Describe the following cell-surface modifications using the table below.
Cell-surface modification Type(s) of epithelia with the modification Function (include a specific organ) Cilia Goblet cells Microvilli
Use the given input/output table to evaluate or solve the following
X f(x) 3 10 2 4 4 0 7 8 NOTE: In each answer blank space Blackboard is expecting a numerical value. f(4) = f|(4) =
The Correct Answer and Explanation is:
Let’s break this question into two parts as requested:
Part 1: Cell-Surface Modifications Table
| Cell-surface modification | Type(s) of epithelia with the modification | Function (include a specific organ) |
|---|---|---|
| Cilia | Pseudostratified columnar epithelium | Moves mucus and trapped particles; e.g., in the trachea, cilia sweep mucus toward the throat to be expelled. |
| Goblet cells | Simple columnar and pseudostratified columnar epithelium | Secrete mucus to lubricate and protect; e.g., in the respiratory tract, mucus traps dust and microbes. |
| Microvilli | Simple columnar epithelium | Increases surface area for absorption; e.g., in the small intestine, microvilli enhance nutrient absorption. |
Part 2: Function Table Evaluation
Given:
| X | f(x) |
|---|---|
| 3 | 10 |
| 2 | 4 |
| 4 | 0 |
| 7 | 8 |
We are to find:
- f(4)
- f⁻¹(4) (read as “f inverse of 4”)
✅ Answer:
- f(4) = 0
- f⁻¹(4) = 2
🔍 Explanation (300+ words):
To solve problems involving a function table, it’s essential to understand the basic concept of what a function and its inverse represent.
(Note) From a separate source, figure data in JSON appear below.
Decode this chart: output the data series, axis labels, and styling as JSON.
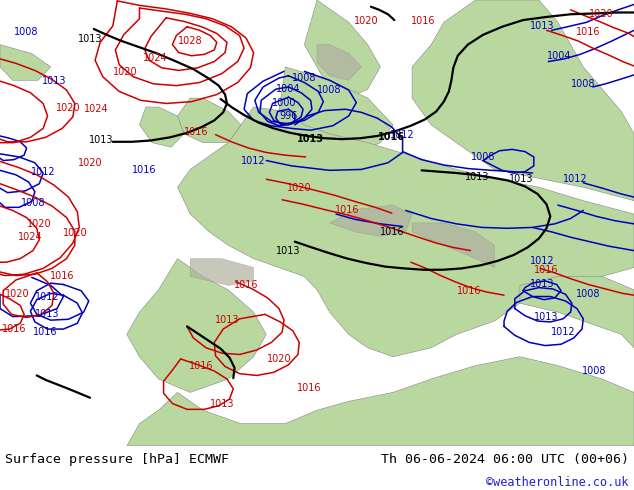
{
  "title_left": "Surface pressure [hPa] ECMWF",
  "title_right": "Th 06-06-2024 06:00 UTC (00+06)",
  "copyright": "©weatheronline.co.uk",
  "fig_width": 6.34,
  "fig_height": 4.9,
  "dpi": 100,
  "bottom_bar_color": "#e8e8e8",
  "title_fontsize": 9.5,
  "copyright_fontsize": 8.5,
  "copyright_color": "#2222cc",
  "text_color": "#000000",
  "ocean_color": "#e8e8e8",
  "land_color": "#b8d8a0",
  "mountain_color": "#b0b0a0",
  "label_fontsize": 7.0,
  "black_lw": 1.6,
  "colored_lw": 1.1
}
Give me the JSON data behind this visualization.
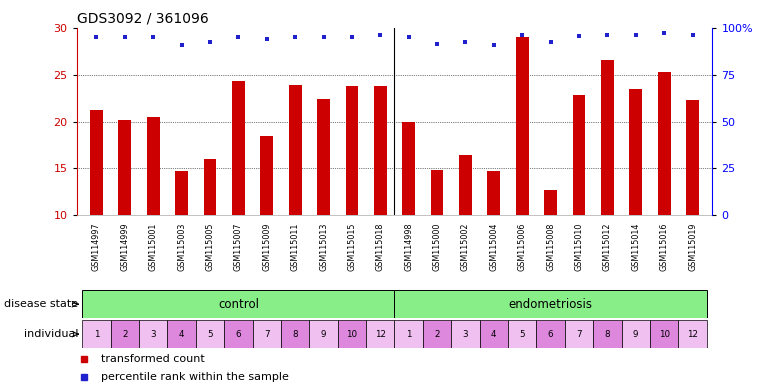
{
  "title": "GDS3092 / 361096",
  "samples": [
    "GSM114997",
    "GSM114999",
    "GSM115001",
    "GSM115003",
    "GSM115005",
    "GSM115007",
    "GSM115009",
    "GSM115011",
    "GSM115013",
    "GSM115015",
    "GSM115018",
    "GSM114998",
    "GSM115000",
    "GSM115002",
    "GSM115004",
    "GSM115006",
    "GSM115008",
    "GSM115010",
    "GSM115012",
    "GSM115014",
    "GSM115016",
    "GSM115019"
  ],
  "bar_values": [
    21.2,
    20.2,
    20.5,
    14.7,
    16.0,
    24.3,
    18.5,
    23.9,
    22.4,
    23.8,
    23.8,
    20.0,
    14.8,
    16.4,
    14.7,
    29.0,
    12.7,
    22.8,
    26.6,
    23.5,
    25.3,
    22.3
  ],
  "dot_values": [
    29.0,
    29.0,
    29.0,
    28.2,
    28.5,
    29.0,
    28.8,
    29.0,
    29.0,
    29.0,
    29.2,
    29.0,
    28.3,
    28.5,
    28.2,
    29.3,
    28.5,
    29.1,
    29.3,
    29.3,
    29.5,
    29.3
  ],
  "ylim": [
    10,
    30
  ],
  "yticks_left": [
    10,
    15,
    20,
    25,
    30
  ],
  "yticks_right": [
    0,
    25,
    50,
    75,
    100
  ],
  "bar_color": "#cc0000",
  "dot_color": "#2020cc",
  "control_color": "#88ee88",
  "endometriosis_color": "#88ee88",
  "ind_color_light": "#f0c0f0",
  "ind_color_dark": "#dd88dd",
  "control_label": "control",
  "endometriosis_label": "endometriosis",
  "disease_state_label": "disease state",
  "individual_label": "individual",
  "control_individuals": [
    "1",
    "2",
    "3",
    "4",
    "5",
    "6",
    "7",
    "8",
    "9",
    "10",
    "12"
  ],
  "endometriosis_individuals": [
    "1",
    "2",
    "3",
    "4",
    "5",
    "6",
    "7",
    "8",
    "9",
    "10",
    "12"
  ],
  "n_control": 11,
  "n_endometriosis": 11,
  "legend_bar_label": "transformed count",
  "legend_dot_label": "percentile rank within the sample",
  "background_color": "#ffffff",
  "title_fontsize": 10,
  "tick_label_fontsize": 5.8,
  "label_fontsize": 8.5,
  "row_label_fontsize": 8
}
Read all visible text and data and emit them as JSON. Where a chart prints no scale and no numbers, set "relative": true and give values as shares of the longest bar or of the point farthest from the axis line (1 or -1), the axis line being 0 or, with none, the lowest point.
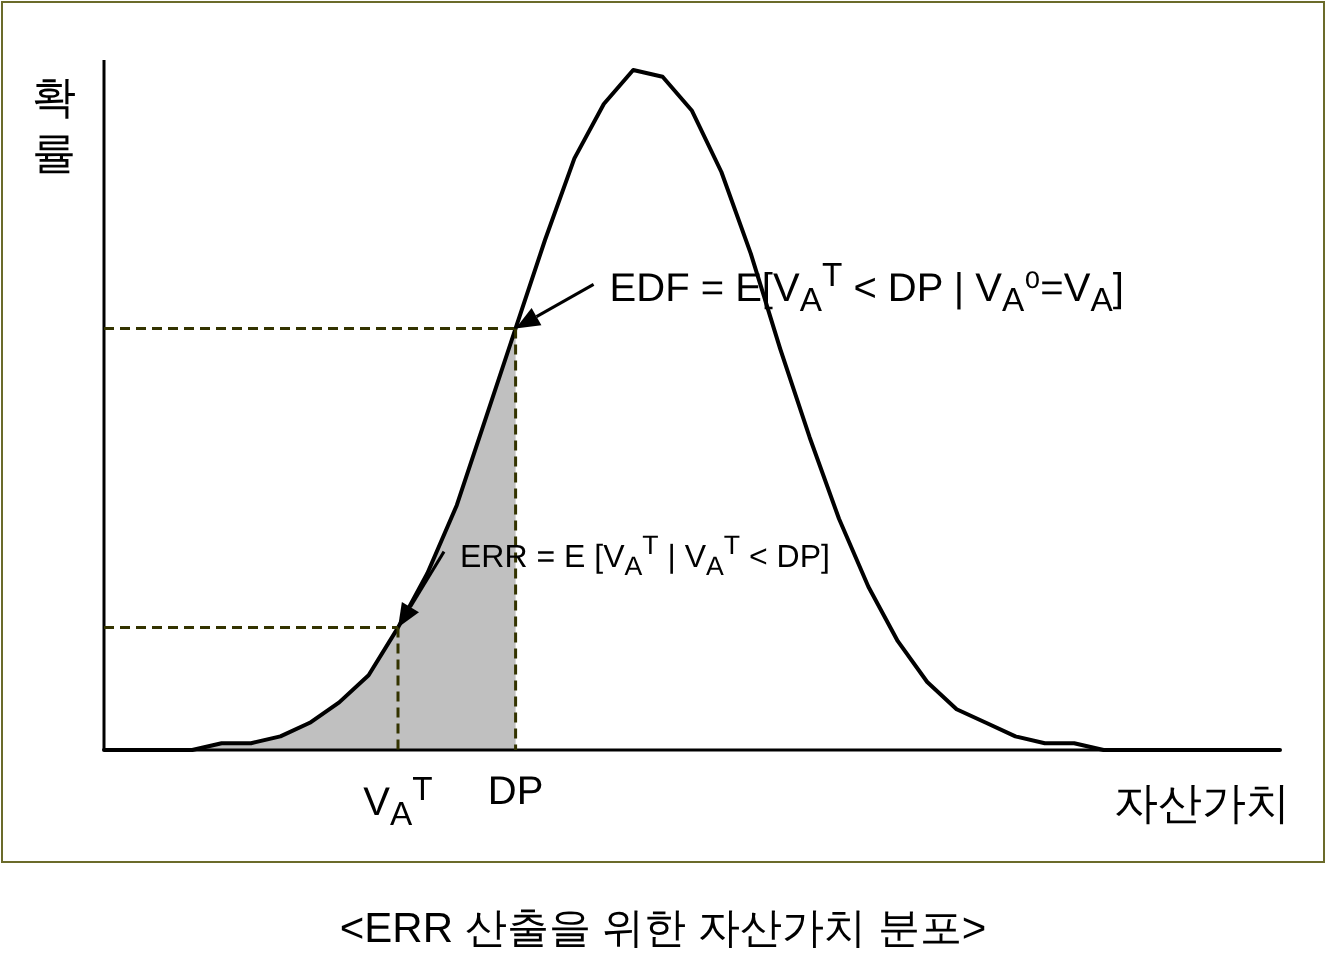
{
  "chart_data": {
    "type": "line",
    "relative": true,
    "title": "<ERR 산출을 위한 자산가치 분포>",
    "xlabel": "자산가치",
    "ylabel": "확률",
    "categories": [
      null,
      null,
      null,
      null,
      null,
      null,
      null,
      null,
      null,
      null,
      "V$_{A}$$^{T}$",
      null,
      null,
      null,
      "DP",
      null,
      null,
      null,
      null,
      null,
      null,
      null,
      null,
      null,
      null,
      null,
      null,
      null,
      null,
      null,
      null,
      null,
      null,
      null,
      null,
      null,
      null,
      null,
      null,
      null,
      null
    ],
    "series": [
      {
        "type": "area",
        "color": "#c0c0c0",
        "values": [
          0,
          0,
          0,
          0,
          0.01,
          0.01,
          0.02,
          0.04,
          0.07,
          0.11,
          0.18,
          0.26,
          0.36,
          0.49,
          0.62,
          null,
          null,
          null,
          null,
          null,
          null,
          null,
          null,
          null,
          null,
          null,
          null,
          null,
          null,
          null,
          null,
          null,
          null,
          null,
          null,
          null,
          null,
          null,
          null,
          null,
          null
        ]
      },
      {
        "color": "#000000",
        "values": [
          0,
          0,
          0,
          0,
          0.01,
          0.01,
          0.02,
          0.04,
          0.07,
          0.11,
          0.18,
          0.26,
          0.36,
          0.49,
          0.62,
          0.75,
          0.87,
          0.95,
          1,
          0.99,
          0.94,
          0.85,
          0.73,
          0.59,
          0.46,
          0.34,
          0.24,
          0.16,
          0.1,
          0.06,
          0.04,
          0.02,
          0.01,
          0.01,
          0,
          0,
          0,
          0,
          0,
          0,
          0
        ]
      }
    ],
    "annotations": [
      {
        "text": "EDF = E[V$_{A}$$^{T}$ < DP | V$_{A}$⁰=V$_{A}$]",
        "x": "DP",
        "y": 0.62
      },
      {
        "text": "ERR = E [V$_{A}$$^{T}$ | V$_{A}$$^{T}$ < DP]",
        "x": "V$_{A}$$^{T}$",
        "y": 0.18
      }
    ]
  }
}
A function, denoted f(x), maps an input x to a single output f(x). In our case, we are given a finite set of such mappings in a table. To find f(4), we simply locate x = 4 in the table and identify the value paired with it. According to the data:
- When x = 4, the function value is f(4) = 0.
This tells us that if we input 4 into the function f(x), the result is 0.
The inverse of a function, written as f⁻¹(y), essentially reverses the operation. Instead of asking “what is the output for a given input?”, it asks “what input gives this output?”
So, f⁻¹(4) asks: for which value of x is f(x) = 4?
Looking at the table, we find that:
- When x = 2, f(2) = 4.
Thus, f⁻¹(4) = 2, because f(2) yields the output 4.
This back-and-forth relationship is the essence of inverse functions: if f(x) = y, then f⁻¹(y) = x.
Summary:
- f(4) means look at the output when the input is 4.
- f⁻¹(4) means look at the input that gives 4 as the output.
Using the table, we find:
- f(4) = 0
- f⁻¹(4) = 2
Understanding how to read and interpret function tables is a fundamental skill in algebra and helps build a strong foundation for working with more complex functions, graphs, and equations.